Health experts from Syria and pharmaceutical experts and health professionals from WHO and Jordan met in Amman this month to address critical shortages in medicines and medical supplies inside Syria, resulting in an updated Essential Medicines List for the entire country.
WHO has evaluated the needs for the next 12 months in terms of essential medicines, medical supplies, medical consumables and estimated that these will require a minimum of US$ 900 million. A list of the most urgently-needed and life-saving items has also been developed, containing 168 items (92 urgently needed essential medicines, 33 cancer medicines) and estimated the costs at US$ 467 million for 2013.

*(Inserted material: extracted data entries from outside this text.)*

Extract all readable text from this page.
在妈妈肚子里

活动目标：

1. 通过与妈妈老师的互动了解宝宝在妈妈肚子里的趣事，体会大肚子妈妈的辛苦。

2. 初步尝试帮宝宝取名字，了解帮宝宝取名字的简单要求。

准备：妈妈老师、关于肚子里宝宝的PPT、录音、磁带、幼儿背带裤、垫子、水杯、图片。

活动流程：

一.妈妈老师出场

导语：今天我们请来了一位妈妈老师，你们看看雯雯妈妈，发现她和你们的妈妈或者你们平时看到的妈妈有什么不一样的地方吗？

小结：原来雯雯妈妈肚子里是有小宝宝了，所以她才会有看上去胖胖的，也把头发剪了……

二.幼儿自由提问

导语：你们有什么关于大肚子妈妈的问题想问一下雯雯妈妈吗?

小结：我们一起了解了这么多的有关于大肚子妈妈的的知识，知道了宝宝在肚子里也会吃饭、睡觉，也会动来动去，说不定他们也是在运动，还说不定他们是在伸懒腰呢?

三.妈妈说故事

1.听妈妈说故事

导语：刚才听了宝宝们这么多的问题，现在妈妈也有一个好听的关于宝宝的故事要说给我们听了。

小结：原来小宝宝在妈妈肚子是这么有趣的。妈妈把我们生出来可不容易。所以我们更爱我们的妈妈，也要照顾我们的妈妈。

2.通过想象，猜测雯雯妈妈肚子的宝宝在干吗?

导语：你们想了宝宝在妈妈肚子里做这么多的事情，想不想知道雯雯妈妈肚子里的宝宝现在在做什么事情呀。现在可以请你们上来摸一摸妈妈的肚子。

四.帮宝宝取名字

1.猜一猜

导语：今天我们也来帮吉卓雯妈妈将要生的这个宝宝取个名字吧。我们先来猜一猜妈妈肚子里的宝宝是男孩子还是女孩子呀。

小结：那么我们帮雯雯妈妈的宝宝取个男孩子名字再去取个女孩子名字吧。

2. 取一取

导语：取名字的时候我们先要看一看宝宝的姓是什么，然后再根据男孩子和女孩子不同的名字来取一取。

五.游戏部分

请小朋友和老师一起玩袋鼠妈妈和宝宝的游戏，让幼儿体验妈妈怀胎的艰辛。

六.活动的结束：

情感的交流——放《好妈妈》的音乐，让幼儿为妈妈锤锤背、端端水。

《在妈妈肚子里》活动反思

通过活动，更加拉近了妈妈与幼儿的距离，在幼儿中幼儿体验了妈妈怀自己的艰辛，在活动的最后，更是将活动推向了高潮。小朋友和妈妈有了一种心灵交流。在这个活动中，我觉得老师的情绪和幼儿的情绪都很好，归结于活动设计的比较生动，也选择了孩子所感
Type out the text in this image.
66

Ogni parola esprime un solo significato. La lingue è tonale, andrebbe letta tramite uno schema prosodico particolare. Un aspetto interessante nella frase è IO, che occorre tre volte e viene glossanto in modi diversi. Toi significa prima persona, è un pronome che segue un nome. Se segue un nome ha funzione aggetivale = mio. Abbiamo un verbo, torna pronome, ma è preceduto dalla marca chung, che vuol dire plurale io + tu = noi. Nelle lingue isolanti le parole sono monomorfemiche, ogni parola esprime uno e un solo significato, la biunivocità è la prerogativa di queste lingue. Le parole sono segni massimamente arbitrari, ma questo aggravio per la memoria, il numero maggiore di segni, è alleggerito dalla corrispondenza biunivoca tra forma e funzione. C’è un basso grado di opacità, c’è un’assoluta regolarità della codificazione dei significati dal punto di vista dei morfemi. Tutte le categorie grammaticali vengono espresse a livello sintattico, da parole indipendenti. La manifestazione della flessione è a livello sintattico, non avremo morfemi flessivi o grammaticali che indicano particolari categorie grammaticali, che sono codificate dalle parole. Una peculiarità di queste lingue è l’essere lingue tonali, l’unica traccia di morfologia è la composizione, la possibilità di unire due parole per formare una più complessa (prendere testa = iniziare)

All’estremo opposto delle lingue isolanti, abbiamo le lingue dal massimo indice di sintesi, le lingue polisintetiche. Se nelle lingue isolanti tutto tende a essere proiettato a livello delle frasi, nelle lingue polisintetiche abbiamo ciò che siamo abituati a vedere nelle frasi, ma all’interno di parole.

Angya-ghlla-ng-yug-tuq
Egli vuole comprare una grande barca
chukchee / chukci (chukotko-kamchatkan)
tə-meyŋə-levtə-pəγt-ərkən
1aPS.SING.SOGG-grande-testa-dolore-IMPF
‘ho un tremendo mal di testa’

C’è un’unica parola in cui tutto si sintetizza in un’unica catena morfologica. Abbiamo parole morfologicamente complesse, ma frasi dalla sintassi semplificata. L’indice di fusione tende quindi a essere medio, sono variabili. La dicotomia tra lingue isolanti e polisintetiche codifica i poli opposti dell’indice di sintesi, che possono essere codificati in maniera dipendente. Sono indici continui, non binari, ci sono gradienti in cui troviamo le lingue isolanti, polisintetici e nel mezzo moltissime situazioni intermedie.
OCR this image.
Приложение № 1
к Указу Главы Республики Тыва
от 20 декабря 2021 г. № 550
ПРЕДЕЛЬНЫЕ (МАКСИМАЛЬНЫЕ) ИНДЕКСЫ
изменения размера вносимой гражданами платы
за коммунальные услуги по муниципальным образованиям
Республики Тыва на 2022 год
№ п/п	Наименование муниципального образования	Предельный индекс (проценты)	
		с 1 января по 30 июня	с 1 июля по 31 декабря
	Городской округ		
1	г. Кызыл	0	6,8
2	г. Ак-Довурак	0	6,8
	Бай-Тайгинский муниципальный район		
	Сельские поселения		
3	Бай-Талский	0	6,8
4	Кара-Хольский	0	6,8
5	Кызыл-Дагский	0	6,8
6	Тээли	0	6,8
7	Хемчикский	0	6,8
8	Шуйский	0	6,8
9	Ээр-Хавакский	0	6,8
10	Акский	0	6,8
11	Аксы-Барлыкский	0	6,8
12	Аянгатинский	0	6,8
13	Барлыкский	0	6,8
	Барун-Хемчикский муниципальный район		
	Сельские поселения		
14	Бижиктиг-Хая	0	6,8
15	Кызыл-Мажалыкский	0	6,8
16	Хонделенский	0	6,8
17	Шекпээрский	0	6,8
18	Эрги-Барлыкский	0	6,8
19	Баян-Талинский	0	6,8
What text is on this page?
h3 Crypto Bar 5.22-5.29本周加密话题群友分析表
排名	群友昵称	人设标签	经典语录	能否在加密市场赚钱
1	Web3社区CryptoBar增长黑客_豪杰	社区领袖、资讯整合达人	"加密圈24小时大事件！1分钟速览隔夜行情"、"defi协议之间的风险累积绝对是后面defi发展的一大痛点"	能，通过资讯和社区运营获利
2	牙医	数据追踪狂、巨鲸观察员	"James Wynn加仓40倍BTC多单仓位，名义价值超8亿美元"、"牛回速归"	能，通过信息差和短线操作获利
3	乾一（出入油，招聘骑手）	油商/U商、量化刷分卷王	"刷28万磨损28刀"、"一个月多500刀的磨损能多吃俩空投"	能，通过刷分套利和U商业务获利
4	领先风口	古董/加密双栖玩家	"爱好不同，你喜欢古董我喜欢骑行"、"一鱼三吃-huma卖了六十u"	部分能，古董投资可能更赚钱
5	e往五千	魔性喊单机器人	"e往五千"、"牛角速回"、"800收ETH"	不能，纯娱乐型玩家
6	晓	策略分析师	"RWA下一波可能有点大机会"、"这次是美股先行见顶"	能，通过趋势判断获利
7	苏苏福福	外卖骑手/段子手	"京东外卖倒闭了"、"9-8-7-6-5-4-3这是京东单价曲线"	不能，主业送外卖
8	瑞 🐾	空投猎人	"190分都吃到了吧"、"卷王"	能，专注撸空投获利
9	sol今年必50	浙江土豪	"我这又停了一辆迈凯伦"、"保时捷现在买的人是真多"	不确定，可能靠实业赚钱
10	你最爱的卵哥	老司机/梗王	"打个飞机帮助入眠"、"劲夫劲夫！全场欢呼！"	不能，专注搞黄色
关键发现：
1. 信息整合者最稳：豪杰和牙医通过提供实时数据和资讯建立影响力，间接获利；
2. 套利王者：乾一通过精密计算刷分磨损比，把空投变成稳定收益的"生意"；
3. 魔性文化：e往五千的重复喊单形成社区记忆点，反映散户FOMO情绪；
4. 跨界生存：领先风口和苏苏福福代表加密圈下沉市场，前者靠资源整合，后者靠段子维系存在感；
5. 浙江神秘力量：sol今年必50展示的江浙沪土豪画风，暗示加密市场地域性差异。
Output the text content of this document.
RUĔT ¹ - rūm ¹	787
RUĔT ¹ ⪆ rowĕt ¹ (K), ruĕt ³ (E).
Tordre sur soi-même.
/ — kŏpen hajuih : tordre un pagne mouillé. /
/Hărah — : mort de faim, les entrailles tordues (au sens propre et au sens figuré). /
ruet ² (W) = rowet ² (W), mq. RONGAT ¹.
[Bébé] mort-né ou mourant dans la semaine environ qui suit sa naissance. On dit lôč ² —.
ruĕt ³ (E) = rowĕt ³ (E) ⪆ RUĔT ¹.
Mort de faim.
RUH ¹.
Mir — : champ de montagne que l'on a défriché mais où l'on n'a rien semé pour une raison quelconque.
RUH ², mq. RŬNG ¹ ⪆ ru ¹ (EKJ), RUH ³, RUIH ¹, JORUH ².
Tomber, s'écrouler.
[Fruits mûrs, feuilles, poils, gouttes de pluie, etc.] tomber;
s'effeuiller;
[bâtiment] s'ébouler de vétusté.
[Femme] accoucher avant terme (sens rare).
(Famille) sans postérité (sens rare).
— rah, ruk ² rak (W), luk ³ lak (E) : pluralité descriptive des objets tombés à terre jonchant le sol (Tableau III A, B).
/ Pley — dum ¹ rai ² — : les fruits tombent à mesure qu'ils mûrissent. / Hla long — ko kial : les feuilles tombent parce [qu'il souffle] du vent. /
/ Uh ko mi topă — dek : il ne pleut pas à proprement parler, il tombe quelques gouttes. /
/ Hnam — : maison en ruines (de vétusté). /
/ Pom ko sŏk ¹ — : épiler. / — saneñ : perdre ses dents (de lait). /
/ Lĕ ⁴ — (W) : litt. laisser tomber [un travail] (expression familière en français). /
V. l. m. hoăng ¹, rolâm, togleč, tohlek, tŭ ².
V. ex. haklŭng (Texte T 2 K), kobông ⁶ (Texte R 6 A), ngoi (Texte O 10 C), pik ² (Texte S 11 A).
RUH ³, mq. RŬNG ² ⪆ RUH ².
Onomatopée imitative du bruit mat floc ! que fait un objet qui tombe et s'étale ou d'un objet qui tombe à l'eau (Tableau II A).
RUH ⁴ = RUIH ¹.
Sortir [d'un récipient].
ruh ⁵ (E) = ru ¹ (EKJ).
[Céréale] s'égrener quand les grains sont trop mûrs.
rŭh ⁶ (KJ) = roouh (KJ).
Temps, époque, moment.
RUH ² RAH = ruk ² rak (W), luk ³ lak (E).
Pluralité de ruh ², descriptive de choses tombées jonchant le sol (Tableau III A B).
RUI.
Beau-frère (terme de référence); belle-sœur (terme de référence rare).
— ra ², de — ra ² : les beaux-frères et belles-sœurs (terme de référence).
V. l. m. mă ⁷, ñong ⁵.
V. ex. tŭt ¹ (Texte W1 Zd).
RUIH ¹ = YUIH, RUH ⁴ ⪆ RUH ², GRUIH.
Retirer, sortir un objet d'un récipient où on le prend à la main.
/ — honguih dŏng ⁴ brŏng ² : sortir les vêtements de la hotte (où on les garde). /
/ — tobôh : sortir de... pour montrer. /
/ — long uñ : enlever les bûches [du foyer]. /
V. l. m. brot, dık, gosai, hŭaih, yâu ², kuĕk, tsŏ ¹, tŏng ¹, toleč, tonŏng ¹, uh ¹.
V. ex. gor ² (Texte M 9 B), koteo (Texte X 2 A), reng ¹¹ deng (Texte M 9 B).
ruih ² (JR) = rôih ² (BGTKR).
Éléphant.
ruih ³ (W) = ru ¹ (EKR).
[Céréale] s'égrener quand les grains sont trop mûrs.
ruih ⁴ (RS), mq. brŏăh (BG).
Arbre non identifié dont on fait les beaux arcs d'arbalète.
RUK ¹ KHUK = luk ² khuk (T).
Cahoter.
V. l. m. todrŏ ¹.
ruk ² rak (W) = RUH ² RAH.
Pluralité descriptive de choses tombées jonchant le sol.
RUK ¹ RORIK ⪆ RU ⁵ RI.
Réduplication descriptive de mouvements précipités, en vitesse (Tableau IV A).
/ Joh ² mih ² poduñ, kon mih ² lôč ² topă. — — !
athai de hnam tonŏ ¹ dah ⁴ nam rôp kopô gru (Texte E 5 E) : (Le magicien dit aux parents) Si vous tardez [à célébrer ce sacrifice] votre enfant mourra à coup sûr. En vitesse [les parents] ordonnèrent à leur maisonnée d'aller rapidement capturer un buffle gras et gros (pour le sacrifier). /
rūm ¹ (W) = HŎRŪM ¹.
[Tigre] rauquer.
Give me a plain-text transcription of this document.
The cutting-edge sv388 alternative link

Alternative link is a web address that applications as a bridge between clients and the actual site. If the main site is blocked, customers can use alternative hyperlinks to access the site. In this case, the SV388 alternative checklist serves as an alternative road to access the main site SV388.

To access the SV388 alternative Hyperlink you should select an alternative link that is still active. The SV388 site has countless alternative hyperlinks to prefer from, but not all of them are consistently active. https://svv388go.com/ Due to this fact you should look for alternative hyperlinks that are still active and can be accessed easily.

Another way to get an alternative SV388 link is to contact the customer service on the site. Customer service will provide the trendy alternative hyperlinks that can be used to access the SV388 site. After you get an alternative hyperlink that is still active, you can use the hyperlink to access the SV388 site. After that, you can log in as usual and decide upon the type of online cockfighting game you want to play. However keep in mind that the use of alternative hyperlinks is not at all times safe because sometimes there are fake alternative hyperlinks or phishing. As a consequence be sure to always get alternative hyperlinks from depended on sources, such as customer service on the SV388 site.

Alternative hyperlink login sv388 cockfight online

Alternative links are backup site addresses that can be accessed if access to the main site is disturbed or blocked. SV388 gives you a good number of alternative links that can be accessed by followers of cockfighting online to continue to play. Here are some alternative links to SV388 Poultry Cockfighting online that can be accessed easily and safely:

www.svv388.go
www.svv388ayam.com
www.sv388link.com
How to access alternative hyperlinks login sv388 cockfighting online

Funding WHO has demonstrated capacity to effectively respond to the increasing health needs of the Syrian population including the severe shortage of medicines, medical supplies across the country. However because of lack of funding, WHO is now having to decline provision requests for critical life-saving interventions
WHO has received only 12% of required US$ 48.5 million for the current period (January to June 2013)
For this reason it is difficult to meet objectives set at the beginning of the year. These objectives include:
Delivery of medicines, medical supplies and equipment to meet the trauma care needs of an estimated 735 000 people in Damascus, Rural Damascus, Al Raqqa, Aleppo, Idlib, Hamah, Homs, Swieda and Quintera;
Supporting health authorities to complete the second phase of the polio and measles immunization campaigns for up to 1.6 million children;
Providing medical supplies and care for 4 million people and materials to support 3500 haemodialysis patients;
Providing essential medicines, supplies and equipment to support services for non-communicable disease treatment with a priority for life-saving medicines such as diabetes, cancer and cardiovascular conditions.